Artista ma anche dirigente del reparto discografico jazzistico della Philips: come vivono queste due anime in Vian?
«Un artista vero delega molto difficilmente. Michelangelo trattava personalmente col Papa la propria paga quando gli chiedeva di finire il Giudizio universale. Ma credo sia normale, perché si vuole avere il controllo totale: un artista desidera che appaia esattamente quello che lui ha pensato di far arrivare».

Boris Vian è anche al centro di un tuo spettacolo…
«Sì, riprendo canzoni che ho tradotto e registrato e racconto la sua vita in uno spettacolo di narrazione musicale».

Operazione che stai portando avanti anche con le canzoni di Dario Fo: un libro, pubblicato l’anno scorso, e un disco, che uscirà a marzo.

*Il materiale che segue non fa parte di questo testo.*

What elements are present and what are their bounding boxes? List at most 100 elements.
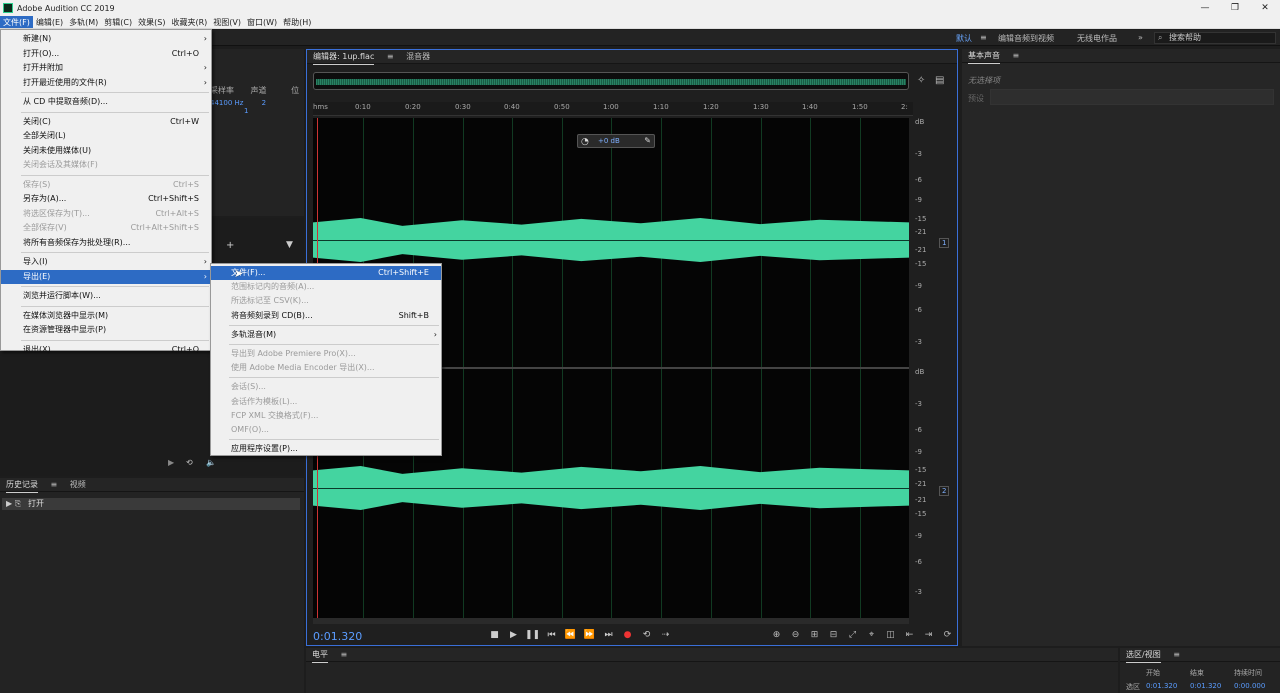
file_menu-item[interactable]: 关闭会话及其媒体(F) [1,158,211,172]
zoom-out-time-icon[interactable]: ⊟ [824,630,843,640]
menu-edit[interactable]: 编辑(E) [33,16,66,28]
menu-clip[interactable]: 剪辑(C) [101,16,135,28]
levels-title[interactable]: 电平 [312,648,328,663]
play-icon[interactable]: ▶ [168,458,174,467]
close-button[interactable]: ✕ [1250,0,1280,16]
play-button-icon[interactable]: ▶ [504,630,523,640]
fast-forward-icon[interactable]: ⏩ [580,630,599,640]
col-channels[interactable]: 声道 [251,86,267,95]
essential-menu-icon[interactable]: ≡ [1013,49,1020,63]
export_submenu-item[interactable]: 会话(S)... [211,380,441,394]
export_submenu-item[interactable]: 将音频刻录到 CD(B)... Shift+B [211,309,441,323]
file_menu-item[interactable]: 在资源管理器中显示(P) [1,323,211,337]
zoom-in-left-icon[interactable]: ⇤ [900,630,919,640]
file_menu-item[interactable]: 保存(S) Ctrl+S [1,178,211,192]
file_menu-item[interactable]: 打开(O)... Ctrl+O [1,47,211,61]
file-row[interactable]: 44100 Hz 2 1 [210,99,304,115]
file_menu-item[interactable]: 导出(E) › [1,269,211,284]
loop-icon[interactable]: ⟲ [186,458,193,467]
volume-knob-icon[interactable]: ◔ [581,136,589,148]
preset-dropdown[interactable] [990,89,1274,105]
minimize-button[interactable]: — [1190,0,1220,16]
workspace-menu-icon[interactable]: ≡ [980,33,987,42]
menu-window[interactable]: 窗口(W) [244,16,280,28]
overview-navigator[interactable] [313,72,909,90]
workspace-default[interactable]: 默认 [956,33,972,44]
file_menu-item[interactable]: 将所有音频保存为批处理(R)... [1,236,211,250]
time-ruler[interactable]: hms 0:10 0:20 0:30 0:40 0:50 1:00 1:10 1… [313,102,913,116]
zoom-in-right-icon[interactable]: ⇥ [919,630,938,640]
go-to-end-icon[interactable]: ⏭ [599,630,618,640]
file_menu-item[interactable]: 浏览并运行脚本(W)... [1,289,211,303]
record-icon[interactable]: ● [618,630,637,640]
export_submenu-item[interactable]: 所选标记至 CSV(K)... [211,294,441,308]
selection-view-title[interactable]: 选区/视图 [1126,648,1161,663]
pin-icon[interactable]: ✧ [917,75,925,86]
export_submenu-item[interactable]: 会话作为模板(L)... [211,395,441,409]
add-icon[interactable]: + [226,240,234,251]
hud-pin-icon[interactable]: ✎ [644,135,651,147]
zoom-in-amplitude-icon[interactable]: ⊕ [767,630,786,640]
menu-multitrack[interactable]: 多轨(M) [66,16,101,28]
tab-video[interactable]: 视频 [70,478,86,492]
file_menu-item[interactable]: 全部保存(V) Ctrl+Alt+Shift+S [1,221,211,235]
zoom-in-time-icon[interactable]: ⊞ [805,630,824,640]
current-time-display[interactable]: 0:01.320 [313,630,362,643]
selection-duration[interactable]: 0:00.000 [1234,682,1265,690]
export_submenu-item[interactable]: 应用程序设置(P)... [211,442,441,456]
stop-icon[interactable]: ■ [485,630,504,640]
zoom-reset-icon[interactable]: ⟳ [938,630,957,640]
workspace-radio[interactable]: 无线电作品 [1077,33,1117,44]
col-more[interactable]: 位 [291,86,299,95]
help-search-input[interactable]: ⌕ 搜索帮助 [1154,32,1276,44]
rewind-icon[interactable]: ⏪ [561,630,580,640]
tab-history[interactable]: 历史记录 [6,478,38,493]
export_submenu-item[interactable]: 范围标记内的音频(A)... [211,280,441,294]
file_menu-item[interactable]: 关闭未使用媒体(U) [1,144,211,158]
file_menu-item[interactable]: 从 CD 中提取音频(D)... [1,95,211,109]
selection-start[interactable]: 0:01.320 [1146,682,1177,690]
export_submenu-item[interactable]: 多轨混音(M) › [211,328,441,342]
maximize-button[interactable]: ❐ [1220,0,1250,16]
export_submenu-item[interactable]: 使用 Adobe Media Encoder 导出(X)... [211,361,441,375]
file_menu-item[interactable]: 在媒体浏览器中显示(M) [1,309,211,323]
file_menu-item[interactable]: 将选区保存为(T)... Ctrl+Alt+S [1,207,211,221]
zoom-selection-icon[interactable]: ◫ [881,630,900,640]
editor-menu-icon[interactable]: ≡ [387,50,394,64]
zoom-out-amplitude-icon[interactable]: ⊖ [786,630,805,640]
file_menu-item[interactable]: 关闭(C) Ctrl+W [1,115,211,129]
loop-playback-icon[interactable]: ⟲ [637,630,656,640]
skip-selection-icon[interactable]: ⇢ [656,630,675,640]
workspace-edit-audio-to-video[interactable]: 编辑音频到视频 [998,33,1054,44]
horizontal-scrollbar[interactable] [313,618,909,624]
volume-icon[interactable]: 🔈 [206,458,216,467]
menu-file[interactable]: 文件(F) [0,16,33,28]
history-menu-icon[interactable]: ≡ [51,478,58,492]
export_submenu-item[interactable]: FCP XML 交换格式(F)... [211,409,441,423]
menu-favorites[interactable]: 收藏夹(R) [168,16,210,28]
file_menu-item[interactable]: 新建(N) › [1,32,211,46]
selview-menu-icon[interactable]: ≡ [1173,648,1180,662]
essential-sound-title[interactable]: 基本声音 [968,49,1000,64]
file_menu-item[interactable]: 打开最近使用的文件(R) › [1,76,211,90]
filter-icon[interactable]: ▼ [286,240,293,250]
file_menu-item[interactable]: 退出(X) Ctrl+Q [1,343,211,357]
file_menu-item[interactable]: 另存为(A)... Ctrl+Shift+S [1,192,211,206]
export_submenu-item[interactable]: 导出到 Adobe Premiere Pro(X)... [211,347,441,361]
export_submenu-item[interactable]: OMF(O)... [211,423,441,437]
menu-effects[interactable]: 效果(S) [135,16,168,28]
file_menu-item[interactable]: 导入(I) › [1,255,211,269]
export_submenu-item[interactable]: 文件(F)... Ctrl+Shift+E [211,266,441,280]
channel-1-label[interactable]: 1 [939,238,950,248]
history-item[interactable]: ▶ ⎘ 打开 [2,498,300,510]
menu-view[interactable]: 视图(V) [210,16,244,28]
tab-mixer[interactable]: 混音器 [406,50,430,64]
zoom-out-full-icon[interactable]: ⤢ [843,630,862,640]
selection-end[interactable]: 0:01.320 [1190,682,1221,690]
file_menu-item[interactable]: 打开并附加 › [1,61,211,75]
channel-2-label[interactable]: 2 [939,486,950,496]
zoom-in-point-icon[interactable]: ⌖ [862,630,881,640]
panel-options-icon[interactable]: ▤ [935,75,944,86]
menu-help[interactable]: 帮助(H) [280,16,314,28]
hud-volume[interactable]: ◔ +0 dB ✎ [577,134,655,148]
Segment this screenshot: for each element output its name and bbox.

«E’ la mia cifra stilistica. Sul Dizionario della canzone italiana diretto da Renzo Arbore e edito dalla Curcio, alla voce Monti Giangilberto si legge: Non è mai diventato famoso per la sua scelta di sperimentare continuamente generi e stili musicali e in questo rispecchia la sua generazione, quella cresciuta artisticamente negli anni Settanta. La mia è una concezione totalizzante dello spettacolo: la performance è un evento unico, che mescola tutto. Una sorta di comunicazione incrociata: contaminata, come si usa dire adesso. Ma noi lo facevamo già quarant’anni fa…».